Violet stared at him in surprise. "No one's questioning that, my dear boy, at all. It's quite obvious. The problem isn't with Mary's capability, it's with the idea of a woman running a business and trying to survive in the realm of men when she should be grieving for her husband."
Those, Matthew knew, had been the same objections both Babbett and Mary had raised upon hearing about Cavendish's wishes. "She's thinking of expanding," he said. It was partly a lie—he'd only given her the idea a half hour before, and he'd seen the shock evident on her face that it hadn't even occurred to her—but to hear Violet Crawley speak like that set his teeth on edge. It made him think of that gulf once more, widening with every word the woman spoke.
"Expanding?" Violet asked, and her eyes turned shrewd.
"Yes, from everything Matthew tells me," Isobel said, "the business is doing quite well."

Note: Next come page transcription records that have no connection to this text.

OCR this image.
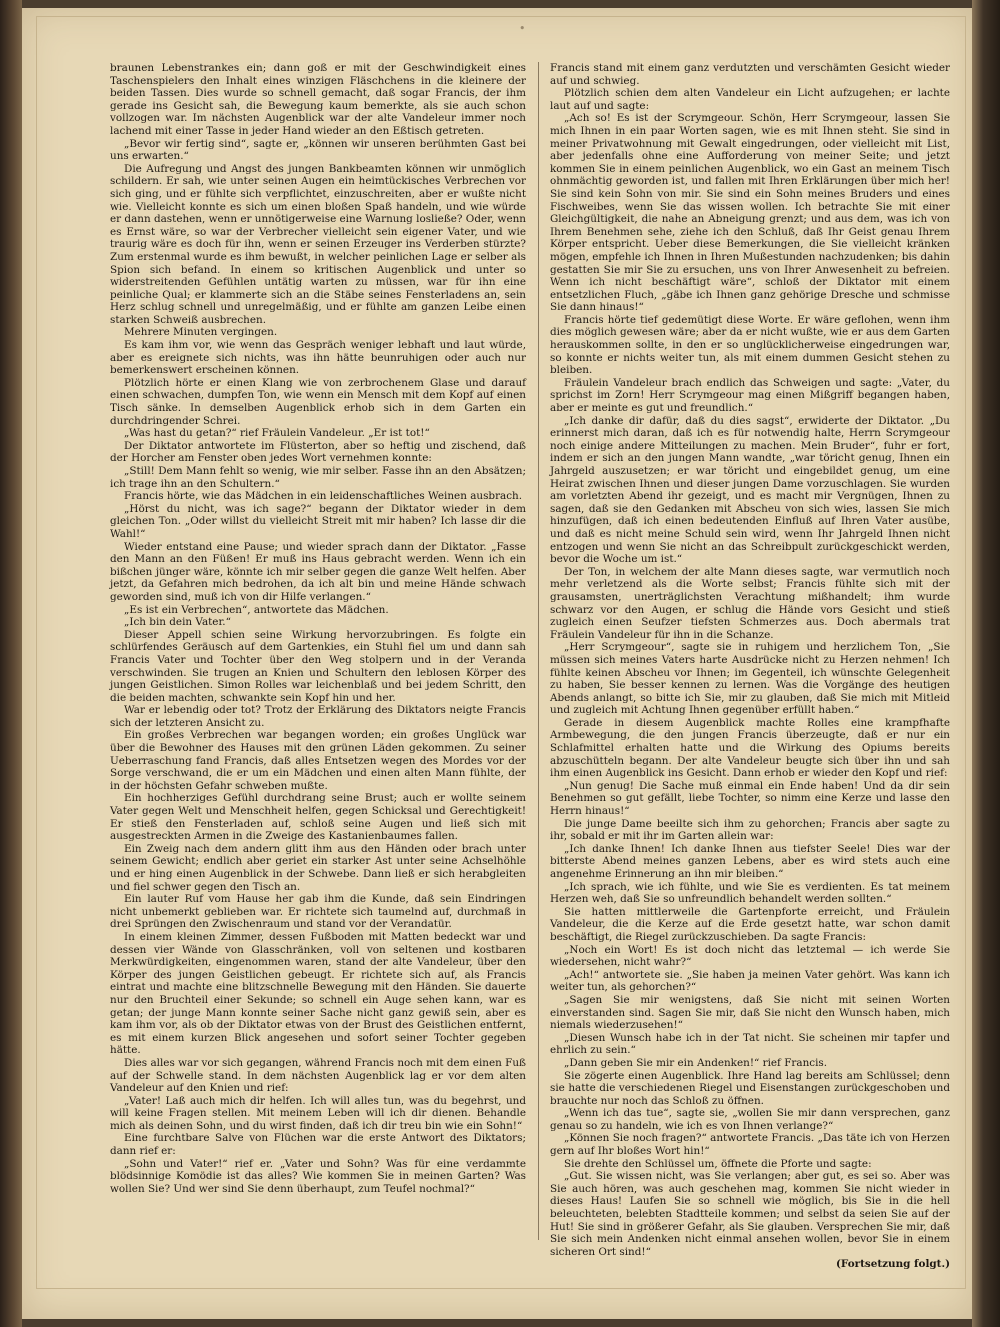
•

braunen Lebenstrankes ein; dann goß er mit der Geschwindigkeit eines Taschenspielers den Inhalt eines winzigen Fläschchens in die kleinere der beiden Tassen. Dies wurde so schnell gemacht, daß sogar Francis, der ihm gerade ins Gesicht sah, die Bewegung kaum bemerkte, als sie auch schon vollzogen war. Im nächsten Augenblick war der alte Vandeleur immer noch lachend mit einer Tasse in jeder Hand wieder an den Eßtisch getreten.

„Bevor wir fertig sind“, sagte er, „können wir unseren berühmten Gast bei uns erwarten.“

Die Aufregung und Angst des jungen Bankbeamten können wir unmöglich schildern. Er sah, wie unter seinen Augen ein heimtückisches Verbrechen vor sich ging, und er fühlte sich verpflichtet, einzuschreiten, aber er wußte nicht wie. Vielleicht konnte es sich um einen bloßen Spaß handeln, und wie würde er dann dastehen, wenn er unnötigerweise eine Warnung losließe? Oder, wenn es Ernst wäre, so war der Verbrecher vielleicht sein eigener Vater, und wie traurig wäre es doch für ihn, wenn er seinen Erzeuger ins Verderben stürzte? Zum erstenmal wurde es ihm bewußt, in welcher peinlichen Lage er selber als Spion sich befand. In einem so kritischen Augenblick und unter so widerstreitenden Gefühlen untätig warten zu müssen, war für ihn eine peinliche Qual; er klammerte sich an die Stäbe seines Fensterladens an, sein Herz schlug schnell und unregelmäßig, und er fühlte am ganzen Leibe einen starken Schweiß ausbrechen.

Mehrere Minuten vergingen.

Es kam ihm vor, wie wenn das Gespräch weniger lebhaft und laut würde, aber es ereignete sich nichts, was ihn hätte beunruhigen oder auch nur bemerkenswert erscheinen können.

Plötzlich hörte er einen Klang wie von zerbrochenem Glase und darauf einen schwachen, dumpfen Ton, wie wenn ein Mensch mit dem Kopf auf einen Tisch sänke. In demselben Augenblick erhob sich in dem Garten ein durchdringender Schrei.

„Was hast du getan?“ rief Fräulein Vandeleur. „Er ist tot!“

Der Diktator antwortete im Flüsterton, aber so heftig und zischend, daß der Horcher am Fenster oben jedes Wort vernehmen konnte:

„Still! Dem Mann fehlt so wenig, wie mir selber. Fasse ihn an den Absätzen; ich trage ihn an den Schultern.“

Francis hörte, wie das Mädchen in ein leidenschaftliches Weinen ausbrach.

„Hörst du nicht, was ich sage?“ begann der Diktator wieder in dem gleichen Ton. „Oder willst du vielleicht Streit mit mir haben? Ich lasse dir die Wahl!“

Wieder entstand eine Pause; und wieder sprach dann der Diktator. „Fasse den Mann an den Füßen! Er muß ins Haus gebracht werden. Wenn ich ein bißchen jünger wäre, könnte ich mir selber gegen die ganze Welt helfen. Aber jetzt, da Gefahren mich bedrohen, da ich alt bin und meine Hände schwach geworden sind, muß ich von dir Hilfe verlangen.“

„Es ist ein Verbrechen“, antwortete das Mädchen.

„Ich bin dein Vater.“

Dieser Appell schien seine Wirkung hervorzubringen. Es folgte ein schlürfendes Geräusch auf dem Gartenkies, ein Stuhl fiel um und dann sah Francis Vater und Tochter über den Weg stolpern und in der Veranda verschwinden. Sie trugen an Knien und Schultern den leblosen Körper des jungen Geistlichen. Simon Rolles war leichenblaß und bei jedem Schritt, den die beiden machten, schwankte sein Kopf hin und her.

War er lebendig oder tot? Trotz der Erklärung des Diktators neigte Francis sich der letzteren Ansicht zu.

Ein großes Verbrechen war begangen worden; ein großes Unglück war über die Bewohner des Hauses mit den grünen Läden gekommen. Zu seiner Ueberraschung fand Francis, daß alles Entsetzen wegen des Mordes vor der Sorge verschwand, die er um ein Mädchen und einen alten Mann fühlte, der in der höchsten Gefahr schweben mußte.

Ein hochherziges Gefühl durchdrang seine Brust; auch er wollte seinem Vater gegen Welt und Menschheit helfen, gegen Schicksal und Gerechtigkeit! Er stieß den Fensterladen auf, schloß seine Augen und ließ sich mit ausgestreckten Armen in die Zweige des Kastanienbaumes fallen.

Ein Zweig nach dem andern glitt ihm aus den Händen oder brach unter seinem Gewicht; endlich aber geriet ein starker Ast unter seine Achselhöhle und er hing einen Augenblick in der Schwebe. Dann ließ er sich herabgleiten und fiel schwer gegen den Tisch an.

Ein lauter Ruf vom Hause her gab ihm die Kunde, daß sein Eindringen nicht unbemerkt geblieben war. Er richtete sich taumelnd auf, durchmaß in drei Sprüngen den Zwischenraum und stand vor der Verandatür.

In einem kleinen Zimmer, dessen Fußboden mit Matten bedeckt war und dessen vier Wände von Glasschränken, voll von seltenen und kostbaren Merkwürdigkeiten, eingenommen waren, stand der alte Vandeleur, über den Körper des jungen Geistlichen gebeugt. Er richtete sich auf, als Francis eintrat und machte eine blitzschnelle Bewegung mit den Händen. Sie dauerte nur den Bruchteil einer Sekunde; so schnell ein Auge sehen kann, war es getan; der junge Mann konnte seiner Sache nicht ganz gewiß sein, aber es kam ihm vor, als ob der Diktator etwas von der Brust des Geistlichen entfernt, es mit einem kurzen Blick angesehen und sofort seiner Tochter gegeben hätte.

Dies alles war vor sich gegangen, während Francis noch mit dem einen Fuß auf der Schwelle stand. In dem nächsten Augenblick lag er vor dem alten Vandeleur auf den Knien und rief:

„Vater! Laß auch mich dir helfen. Ich will alles tun, was du begehrst, und will keine Fragen stellen. Mit meinem Leben will ich dir dienen. Behandle mich als deinen Sohn, und du wirst finden, daß ich dir treu bin wie ein Sohn!“

Eine furchtbare Salve von Flüchen war die erste Antwort des Diktators; dann rief er:

„Sohn und Vater!“ rief er. „Vater und Sohn? Was für eine verdammte blödsinnige Komödie ist das alles? Wie kommen Sie in meinen Garten? Was wollen Sie? Und wer sind Sie denn überhaupt, zum Teufel nochmal?“

Francis stand mit einem ganz verdutzten und verschämten Gesicht wieder auf und schwieg.

Plötzlich schien dem alten Vandeleur ein Licht aufzugehen; er lachte laut auf und sagte:

„Ach so! Es ist der Scrymgeour. Schön, Herr Scrymgeour, lassen Sie mich Ihnen in ein paar Worten sagen, wie es mit Ihnen steht. Sie sind in meiner Privatwohnung mit Gewalt eingedrungen, oder vielleicht mit List, aber jedenfalls ohne eine Aufforderung von meiner Seite; und jetzt kommen Sie in einem peinlichen Augenblick, wo ein Gast an meinem Tisch ohnmächtig geworden ist, und fallen mit Ihren Erklärungen über mich her! Sie sind kein Sohn von mir. Sie sind ein Sohn meines Bruders und eines Fischweibes, wenn Sie das wissen wollen. Ich betrachte Sie mit einer Gleichgültigkeit, die nahe an Abneigung grenzt; und aus dem, was ich von Ihrem Benehmen sehe, ziehe ich den Schluß, daß Ihr Geist genau Ihrem Körper entspricht. Ueber diese Bemerkungen, die Sie vielleicht kränken mögen, empfehle ich Ihnen in Ihren Mußestunden nachzudenken; bis dahin gestatten Sie mir Sie zu ersuchen, uns von Ihrer Anwesenheit zu befreien. Wenn ich nicht beschäftigt wäre“, schloß der Diktator mit einem entsetzlichen Fluch, „gäbe ich Ihnen ganz gehörige Dresche und schmisse Sie dann hinaus!“

Francis hörte tief gedemütigt diese Worte. Er wäre geflohen, wenn ihm dies möglich gewesen wäre; aber da er nicht wußte, wie er aus dem Garten herauskommen sollte, in den er so unglücklicherweise eingedrungen war, so konnte er nichts weiter tun, als mit einem dummen Gesicht stehen zu bleiben.

Fräulein Vandeleur brach endlich das Schweigen und sagte: „Vater, du sprichst im Zorn! Herr Scrymgeour mag einen Mißgriff begangen haben, aber er meinte es gut und freundlich.“

„Ich danke dir dafür, daß du dies sagst“, erwiderte der Diktator. „Du erinnerst mich daran, daß ich es für notwendig halte, Herrn Scrymgeour noch einige andere Mitteilungen zu machen. Mein Bruder“, fuhr er fort, indem er sich an den jungen Mann wandte, „war töricht genug, Ihnen ein Jahrgeld auszusetzen; er war töricht und eingebildet genug, um eine Heirat zwischen Ihnen und dieser jungen Dame vorzuschlagen. Sie wurden am vorletzten Abend ihr gezeigt, und es macht mir Vergnügen, Ihnen zu sagen, daß sie den Gedanken mit Abscheu von sich wies, lassen Sie mich hinzufügen, daß ich einen bedeutenden Einfluß auf Ihren Vater ausübe, und daß es nicht meine Schuld sein wird, wenn Ihr Jahrgeld Ihnen nicht entzogen und wenn Sie nicht an das Schreibpult zurückgeschickt werden, bevor die Woche um ist.“

Der Ton, in welchem der alte Mann dieses sagte, war vermutlich noch mehr verletzend als die Worte selbst; Francis fühlte sich mit der grausamsten, unerträglichsten Verachtung mißhandelt; ihm wurde schwarz vor den Augen, er schlug die Hände vors Gesicht und stieß zugleich einen Seufzer tiefsten Schmerzes aus. Doch abermals trat Fräulein Vandeleur für ihn in die Schanze.

„Herr Scrymgeour“, sagte sie in ruhigem und herzlichem Ton, „Sie müssen sich meines Vaters harte Ausdrücke nicht zu Herzen nehmen! Ich fühlte keinen Abscheu vor Ihnen; im Gegenteil, ich wünschte Gelegenheit zu haben, Sie besser kennen zu lernen. Was die Vorgänge des heutigen Abends anlangt, so bitte ich Sie, mir zu glauben, daß Sie mich mit Mitleid und zugleich mit Achtung Ihnen gegenüber erfüllt haben.“

Gerade in diesem Augenblick machte Rolles eine krampfhafte Armbewegung, die den jungen Francis überzeugte, daß er nur ein Schlafmittel erhalten hatte und die Wirkung des Opiums bereits abzuschütteln begann. Der alte Vandeleur beugte sich über ihn und sah ihm einen Augenblick ins Gesicht. Dann erhob er wieder den Kopf und rief:

„Nun genug! Die Sache muß einmal ein Ende haben! Und da dir sein Benehmen so gut gefällt, liebe Tochter, so nimm eine Kerze und lasse den Herrn hinaus!“

Die junge Dame beeilte sich ihm zu gehorchen; Francis aber sagte zu ihr, sobald er mit ihr im Garten allein war:

„Ich danke Ihnen! Ich danke Ihnen aus tiefster Seele! Dies war der bitterste Abend meines ganzen Lebens, aber es wird stets auch eine angenehme Erinnerung an ihn mir bleiben.“

„Ich sprach, wie ich fühlte, und wie Sie es verdienten. Es tat meinem Herzen weh, daß Sie so unfreundlich behandelt werden sollten.“

Sie hatten mittlerweile die Gartenpforte erreicht, und Fräulein Vandeleur, die die Kerze auf die Erde gesetzt hatte, war schon damit beschäftigt, die Riegel zurückzuschieben. Da sagte Francis:

„Noch ein Wort! Es ist doch nicht das letztemal — ich werde Sie wiedersehen, nicht wahr?“

„Ach!“ antwortete sie. „Sie haben ja meinen Vater gehört. Was kann ich weiter tun, als gehorchen?“

„Sagen Sie mir wenigstens, daß Sie nicht mit seinen Worten einverstanden sind. Sagen Sie mir, daß Sie nicht den Wunsch haben, mich niemals wiederzusehen!“

„Diesen Wunsch habe ich in der Tat nicht. Sie scheinen mir tapfer und ehrlich zu sein.“

„Dann geben Sie mir ein Andenken!“ rief Francis.

Sie zögerte einen Augenblick. Ihre Hand lag bereits am Schlüssel; denn sie hatte die verschiedenen Riegel und Eisenstangen zurückgeschoben und brauchte nur noch das Schloß zu öffnen.

„Wenn ich das tue“, sagte sie, „wollen Sie mir dann versprechen, ganz genau so zu handeln, wie ich es von Ihnen verlange?“

„Können Sie noch fragen?“ antwortete Francis. „Das täte ich von Herzen gern auf Ihr bloßes Wort hin!“

Sie drehte den Schlüssel um, öffnete die Pforte und sagte:

„Gut. Sie wissen nicht, was Sie verlangen; aber gut, es sei so. Aber was Sie auch hören, was auch geschehen mag, kommen Sie nicht wieder in dieses Haus! Laufen Sie so schnell wie möglich, bis Sie in die hell beleuchteten, belebten Stadtteile kommen; und selbst da seien Sie auf der Hut! Sie sind in größerer Gefahr, als Sie glauben. Versprechen Sie mir, daß Sie sich mein Andenken nicht einmal ansehen wollen, bevor Sie in einem sicheren Ort sind!“

(Fortsetzung folgt.)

"Truly?" Violet looked from Isobel to Matthew. He gave a short nod. Thankfully, with Violet Crawley, there was rarely a need to say much more. She leaned back slightly, hands still clutching the handle of her cane, obviously deep in thought. "To think that we've had a magnate on our hands this entire time and no idea of it at all. She must get it from her mother; they're quite like sharks on that side of the family."

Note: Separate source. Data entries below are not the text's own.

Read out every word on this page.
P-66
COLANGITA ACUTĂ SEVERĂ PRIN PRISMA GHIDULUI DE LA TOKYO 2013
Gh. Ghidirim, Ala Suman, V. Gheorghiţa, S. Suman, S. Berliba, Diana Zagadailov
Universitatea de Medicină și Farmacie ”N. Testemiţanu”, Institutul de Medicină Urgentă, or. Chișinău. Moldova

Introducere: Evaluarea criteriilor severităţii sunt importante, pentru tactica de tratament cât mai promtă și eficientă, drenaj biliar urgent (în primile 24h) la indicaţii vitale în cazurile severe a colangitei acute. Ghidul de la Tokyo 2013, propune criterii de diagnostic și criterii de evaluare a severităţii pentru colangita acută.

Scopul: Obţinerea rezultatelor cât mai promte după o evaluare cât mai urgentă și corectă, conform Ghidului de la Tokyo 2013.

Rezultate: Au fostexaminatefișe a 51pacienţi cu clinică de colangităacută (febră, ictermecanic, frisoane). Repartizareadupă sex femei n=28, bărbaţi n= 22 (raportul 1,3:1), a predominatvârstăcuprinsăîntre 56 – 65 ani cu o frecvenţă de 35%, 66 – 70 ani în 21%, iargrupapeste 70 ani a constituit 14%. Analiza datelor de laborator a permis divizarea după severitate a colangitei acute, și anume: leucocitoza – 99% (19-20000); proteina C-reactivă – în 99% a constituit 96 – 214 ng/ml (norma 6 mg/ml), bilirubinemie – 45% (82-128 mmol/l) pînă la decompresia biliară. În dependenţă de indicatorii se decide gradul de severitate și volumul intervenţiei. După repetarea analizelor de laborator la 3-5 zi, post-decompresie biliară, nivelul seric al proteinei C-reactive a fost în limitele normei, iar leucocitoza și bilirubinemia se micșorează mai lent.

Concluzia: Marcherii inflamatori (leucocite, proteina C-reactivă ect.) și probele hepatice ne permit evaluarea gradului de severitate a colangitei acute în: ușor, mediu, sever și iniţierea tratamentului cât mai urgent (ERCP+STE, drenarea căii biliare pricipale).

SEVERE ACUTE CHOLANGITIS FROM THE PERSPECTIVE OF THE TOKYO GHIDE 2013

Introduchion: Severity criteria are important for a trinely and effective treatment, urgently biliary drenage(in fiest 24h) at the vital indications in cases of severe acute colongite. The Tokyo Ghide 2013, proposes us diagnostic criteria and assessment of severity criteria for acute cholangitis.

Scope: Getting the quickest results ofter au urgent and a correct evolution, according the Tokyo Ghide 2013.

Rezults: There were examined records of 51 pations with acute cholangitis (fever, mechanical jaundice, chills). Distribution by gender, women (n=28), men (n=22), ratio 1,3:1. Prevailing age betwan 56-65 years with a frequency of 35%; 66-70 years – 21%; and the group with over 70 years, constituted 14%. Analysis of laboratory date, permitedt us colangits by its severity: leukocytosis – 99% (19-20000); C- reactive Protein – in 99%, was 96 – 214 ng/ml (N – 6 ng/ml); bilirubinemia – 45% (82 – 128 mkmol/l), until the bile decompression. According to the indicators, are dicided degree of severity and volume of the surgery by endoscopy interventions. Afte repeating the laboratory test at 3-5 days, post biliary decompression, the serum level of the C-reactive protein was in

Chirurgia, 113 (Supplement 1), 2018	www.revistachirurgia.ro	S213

Simon chuckled as he set his teacup down. "You're calling Grandfather a shark? I'm not sure Grandmother would like that, Granny. Not very sporting of you."
"Sporting? I've little time for sporting, young Simon, and once you get to be my age, you'll learn not to waste your time. Speaking of wasting time, what's this I hear of your name in connection with Lady Jessup's youngest daughter?"
"Pure fiction," Simon said. "She was there when I paid a call to the Jessups to see that new revolver Lord Jessup's been boasting about. Hardly scandalous, I assure you."
Violet harrumphed. "You're not getting any younger," she told him.
"Granny," Simon said, laughing now. "I'm fresh out of university! Surely there's a grace period before you and Mama march me down the aisle to where some unfortunate heiress awaits."
Matthew glanced at Isobel, grateful that he hadn't ever had to face this particular problem. His parents had made a love match of it, he knew, and they'd claimed time and again that they wouldn't pressure him to marry, like so many of their generation. Isobel, perhaps reading his thoughts, smiled at him and sipped her tea.
"With Patrick and James gone, you have a duty, m'boy," Violet told Simon.
Lines tightened around Simon's mouth, almost imperceptibly, but he smiled at his grandmother. "Worried that I may take a long walk off a short cliff and leave Downton to a complete stranger, Granny?"
"Of course not," Violet said. "But I've come to learn to expect the worst."
"No need to fear the worst," Simon said. "Even if I were to leap off this mortal coil this evening, we wouldn't be leaving Downton and all of its inhabitants to a stranger. I have my heir right here."
He turned to grin at Matthew, who felt that sinking feeling in his stomach that seemed to arise whenever the thought of being in the line to inherit the earldom arose. Simon might think it a grand joke, but he could see plainly in Violet Crawley's eyes that a working-class lawyer, as he'd called himself to Mary earlier that very day, inheriting Downton Abbey might very well be the definition of "the worst" she had in mind.
Don't worry, Cousin Violet, he thought silently at her. I happen to agree.